Tras bailar el repertorio casi completo y varios bises, los bailarines peruanos estaban ya exhaustos y bastante mareados. Allan, bien fresco aún, se despidió de ellos y volvió a la mesa dando todavía, ágiles saltitos de sirtaki.

             —Ah, ¡qué de recuerdos me traen estas melodías helénicas! —le dijo con añoranza a Aronsson—. Me hacen recordar las fiestas en la embajada en París con Jackie. ¡Cómo se lo pasaba aquella mujer! Era una yegua de raza, con ganas de desbocarse. —Ahora ya, la añoranza había abierto paso a una nostalgia bobalicona en su sonrisa.

            — ¿Jackie? —le preguntó intrigado Aronsson.

            —Sí, Jackie. Una verdadera hembra. Sobre todo después del sexto daiquiri —precisó con cierta melancolía—. ¡Cómo se movía cuando bailaba! Yo la conocí entonces, cuando Herbert, Amanda y yo, vivíamos en la embajada de Indonesia en París, en la que todas las noches organizábamos unas fiestas estupendas.
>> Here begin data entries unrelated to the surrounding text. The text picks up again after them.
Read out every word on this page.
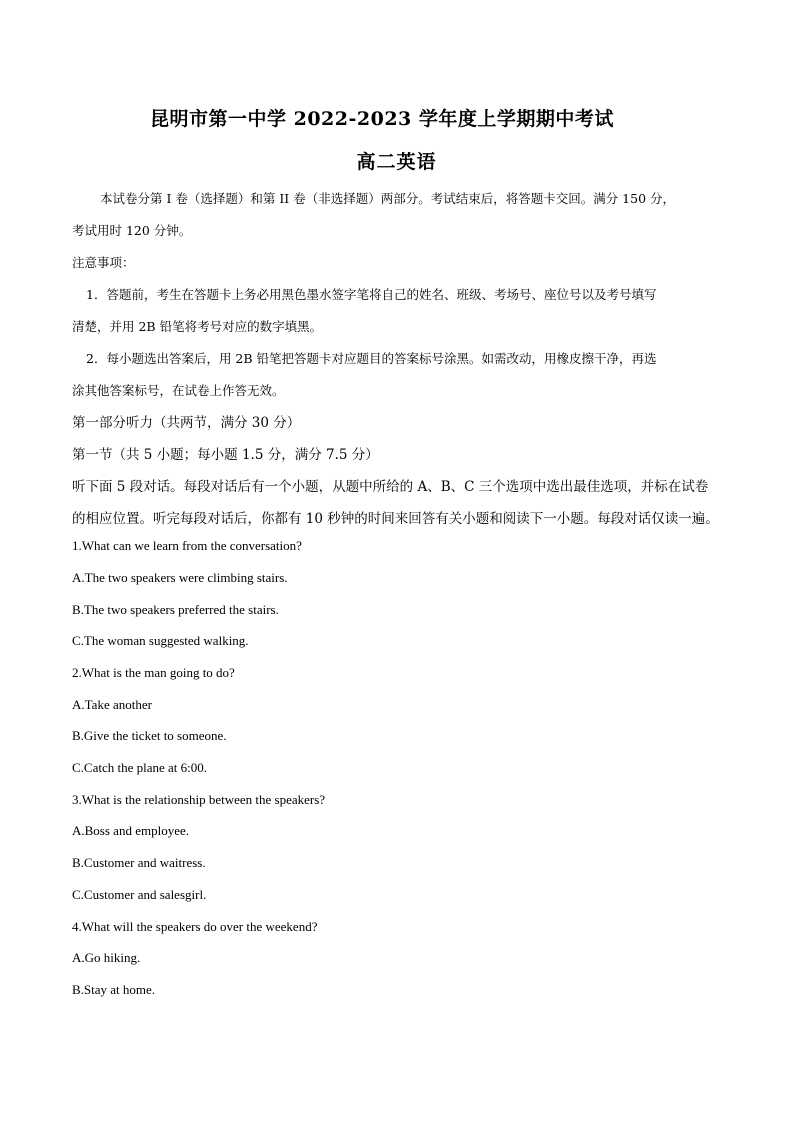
昆明市第一中学 2022-2023 学年度上学期期中考试
高二英语
本试卷分第 I 卷（选择题）和第 II 卷（非选择题）两部分。考试结束后，将答题卡交回。满分 150 分，
考试用时 120 分钟。
注意事项：
1．答题前，考生在答题卡上务必用黑色墨水签字笔将自己的姓名、班级、考场号、座位号以及考号填写
清楚，并用 2B 铅笔将考号对应的数字填黑。
2．每小题选出答案后，用 2B 铅笔把答题卡对应题目的答案标号涂黑。如需改动，用橡皮擦干净，再选
涂其他答案标号，在试卷上作答无效。
第一部分听力（共两节，满分 30 分）
第一节（共 5 小题；每小题 1.5 分，满分 7.5 分）
听下面 5 段对话。每段对话后有一个小题，从题中所给的 A、B、C 三个选项中选出最佳选项，并标在试卷
的相应位置。听完每段对话后，你都有 10 秒钟的时间来回答有关小题和阅读下一小题。每段对话仅读一遍。
1.What can we learn from the conversation?
A.The two speakers were climbing stairs.
B.The two speakers preferred the stairs.
C.The woman suggested walking.
2.What is the man going to do?
A.Take another
B.Give the ticket to someone.
C.Catch the plane at 6:00.
3.What is the relationship between the speakers?
A.Boss and employee.
B.Customer and waitress.
C.Customer and salesgirl.
4.What will the speakers do over the weekend?
A.Go hiking.
B.Stay at home.
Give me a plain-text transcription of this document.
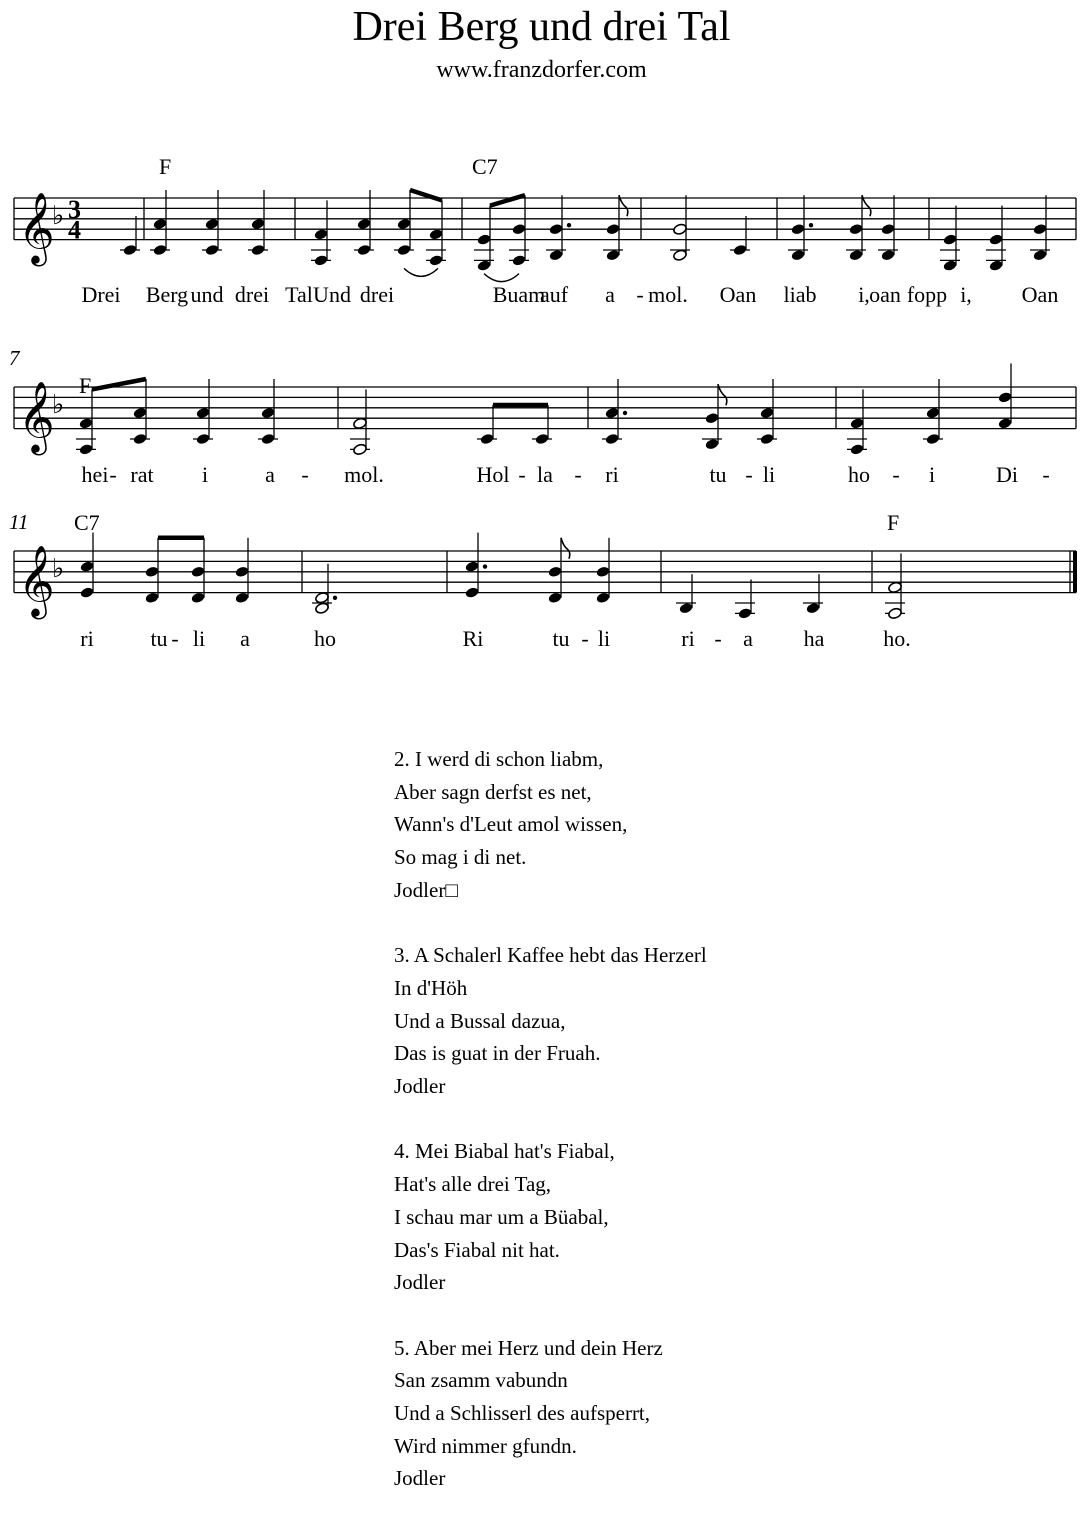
Drei Berg und drei Tal
www.franzdorfer.com
𝄞
♭ 3
4
F	C7
𝄞
♭
7
F
𝄞
♭
11 C7	F
Drei Berg und drei Tal Und drei	Buam
auf a - mol. Oan liab i, oan fopp i, Oan
hei - rat i	a - mol.	Hol - la - ri	tu - li	ho - i	Di -
ri	tu - li a	ho	Ri	tu - li	ri - a ha	ho.
2. I werd di schon liabm,
Aber sagn derfst es net,
Wann's d'Leut amol wissen,
So mag i di net.
Jodler□
3. A Schalerl Kaffee hebt das Herzerl
In d'Höh
Und a Bussal dazua,
Das is guat in der Fruah.
Jodler
4. Mei Biabal hat's Fiabal,
Hat's alle drei Tag,
I schau mar um a Büabal,
Das's Fiabal nit hat.
Jodler
5. Aber mei Herz und dein Herz
San zsamm vabundn
Und a Schlisserl des aufsperrt,
Wird nimmer gfundn.
Jodler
Fue precisamente allí en París, en la embajada, donde Ari me la presentó, tal como me había prometido unos años atrás, cuando él y yo nos conocimos durante la crisis de los misiles de Cuba. Y fue en mi última noche en la embajada, precisamente en la fiesta de mi despedida, cuando Ari me hizo un extraordinario regalo, en agradecimiento a los consejos que le había dado sobre su relación con Jackie.

            — ¿Ari? —repreguntó el ex comisario, ya francamente escamado—.

            — Sí, Ari —remarcó Allan, mirando al ex comisario, como si de repente se hubiera dado cuenta que estaba allí. El comisario, aunque aparentaba estar en mitad de un episodio agudo de ecofilia, pues no paraba de repetir los nombres que él iba diciendo, sin embargo parecía interesado en aquella historia. Bien, pues se la contaría.

Cuando le conocí, el pobre se sentía destrozado, pues aunque estaba colado por Lee, Jackie durante aquella travesía por el Adriático, no había parado de darle la lata y perseguirle en las fiestas que daba en su barca, es decir, todos los días. Según Ari, Lee, cuatro años menor que su hermana, era toda elegancia y finura al igual que Jackie, debido creo yo, a que se apellidaban Bouvier. Alguien con ese apellido, no sabe meterse el dedo índice en la oreja y agitarlo para limpiarse los conductos auditivos, ni se sienta abierta de piernas, los días de mucho calor, incluso aunque lleve pantalones. Lo que pasaba es que Jackie, cuando había acabado con los brazos del primer barman de la barca de Ari, y había que sustituirlo para llevarlo a rehabilitación, con los brazos y las manos agarrotados, se subía descalza a una mesa, cogía con una mano el coctel póstumo de aquel desgraciado, y con la otra comenzaba a subirse la falda, contoneándose al ritmo de una música que encantaba a Ari, y que era algo así, como tin, tinin, tirininin,… Precisamente como la que interpretan estos chicos —el comisario había dejado de repetir nombres, así que parecía atento. Aquello animó bastante a Allan, que continuó.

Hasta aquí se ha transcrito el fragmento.